Valtteri Bottas (Mercedes), ausgeschieden - zu seinen WM-Chancen: "Ich bräuchte definitiv ein Wunder. Man muss es weiter versuchen. Ich gehe es jetzt einfach Rennen für Rennen an und setze mir für jedes Wochenende ein Ziel."

Lando Norris (McLaren), ausgeschieden: "Das war ein schwieriges Wochenende für mich. Mir hat das Gefühl der letzten paar Rennen dieses Mal gefehlt. Da gab es ein paar Fragezeichen. Wir haben Hausaufgaben zu erledigen bis zum nächsten Rennen."

Toto Wolff (Mercedes-Motorsportchef) - zu Valtteri Bottas: "Wir wissen, wie unverwüstlich er ist.
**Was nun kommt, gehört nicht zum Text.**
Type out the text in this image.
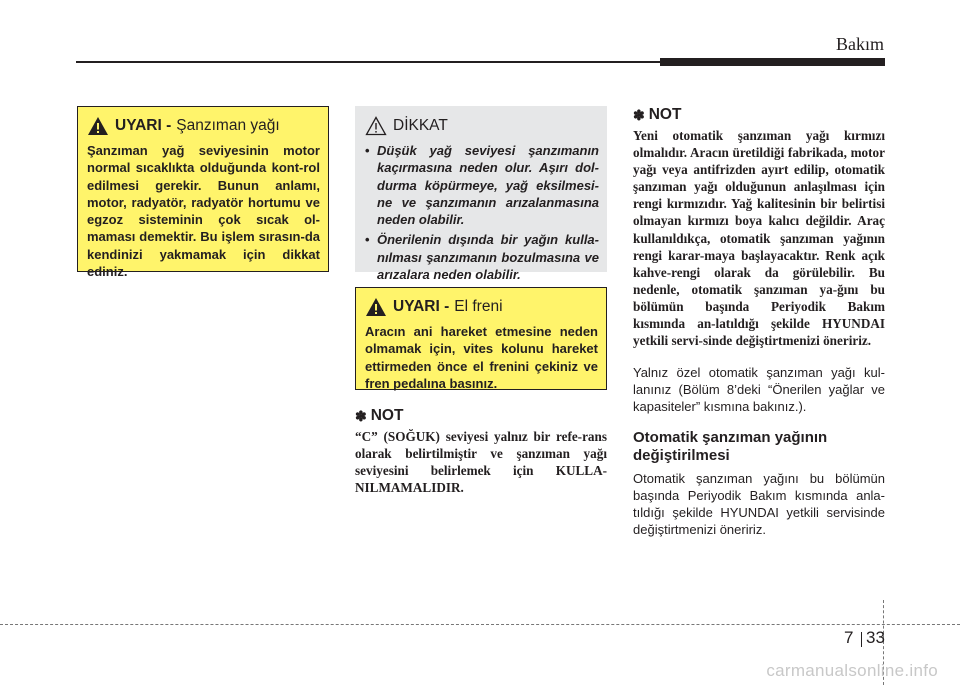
Bakım
UYARI - Şanzıman yağı
Şanzıman yağ seviyesinin motor normal sıcaklıkta olduğunda kont-rol edilmesi gerekir. Bunun anlamı, motor, radyatör, radyatör hortumu ve egzoz sisteminin çok sıcak ol-maması demektir. Bu işlem sırasın-da kendinizi yakmamak için dikkat ediniz.
DİKKAT
• Düşük yağ seviyesi şanzımanın kaçırmasına neden olur. Aşırı dol-durma köpürmeye, yağ eksilmesi-ne ve şanzımanın arızalanmasına neden olabilir.
• Önerilenin dışında bir yağın kulla-nılması şanzımanın bozulmasına ve arızalara neden olabilir.
UYARI - El freni
Aracın ani hareket etmesine neden olmamak için, vites kolunu hareket ettirmeden önce el frenini çekiniz ve fren pedalına basınız.
✽ NOT
“C” (SOĞUK) seviyesi yalnız bir refe-rans olarak belirtilmiştir ve şanzıman yağı seviyesini belirlemek için KULLA-NILMAMALIDIR.
✽ NOT
Yeni otomatik şanzıman yağı kırmızı olmalıdır. Aracın üretildiği fabrikada, motor yağı veya antifrizden ayırt edilip, otomatik şanzıman yağı olduğunun anlaşılması için rengi kırmızıdır. Yağ kalitesinin bir belirtisi olmayan kırmızı boya kalıcı değildir. Araç kullanıldıkça, otomatik şanzıman yağının rengi karar-maya başlayacaktır. Renk açık kahve-rengi olarak da görülebilir. Bu nedenle, otomatik şanzıman ya-ğını bu bölümün başında Periyodik Bakım kısmında an-latıldığı şekilde HYUNDAI yetkili servi-sinde değiştirtmenizi öneririz.
Yalnız özel otomatik şanzıman yağı kul-lanınız (Bölüm 8’deki “Önerilen yağlar ve kapasiteler” kısmına bakınız.).
Otomatik şanzıman yağının
değiştirilmesi
Otomatik şanzıman yağını bu bölümün başında Periyodik Bakım kısmında anla-tıldığı şekilde HYUNDAI yetkili servisinde değiştirtmenizi öneririz.
7 33
carmanualsonline.info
Ich bin mir sicher, dass er zurückschlagen wird."

zum Ausfallgrund für den Boliden von Bottas: "Es sieht so aus, dass es etwas mit der MGU-H zu tun hatte, aber wir haben die Ursache noch nicht gefunden. Es ist jetzt wichtig, dass wir verstehen, was passiert ist. Wir haben an diesem Wochenende neue Power-Units eingesetzt und es sind noch sechs Rennen. Deswegen müssen wir herausfinden, was das Problem war." (DATENCENTER: Die Fahrerwertung der Formel 1)

Mattia Binotto (Teamchef Ferrari): "Wir hatten keinen großen Unterschied erwartet. Es war ein kleines Upgrade und komplettierte das Paket, das wir bereits in Russland eingeführt haben. Das Positive ist, dass die Korrelation gut zu dem passt, was wir im Windkanal und in der Fabrik gesehen haben."

zu den weiteren Rennen: "Das bedeutet, dass wir uns mit dem Auto in die richtige Richtung bewegen. Es wird während der verbleibenden Saison noch weitere Upgrades geben, die auch wichtig sein werden."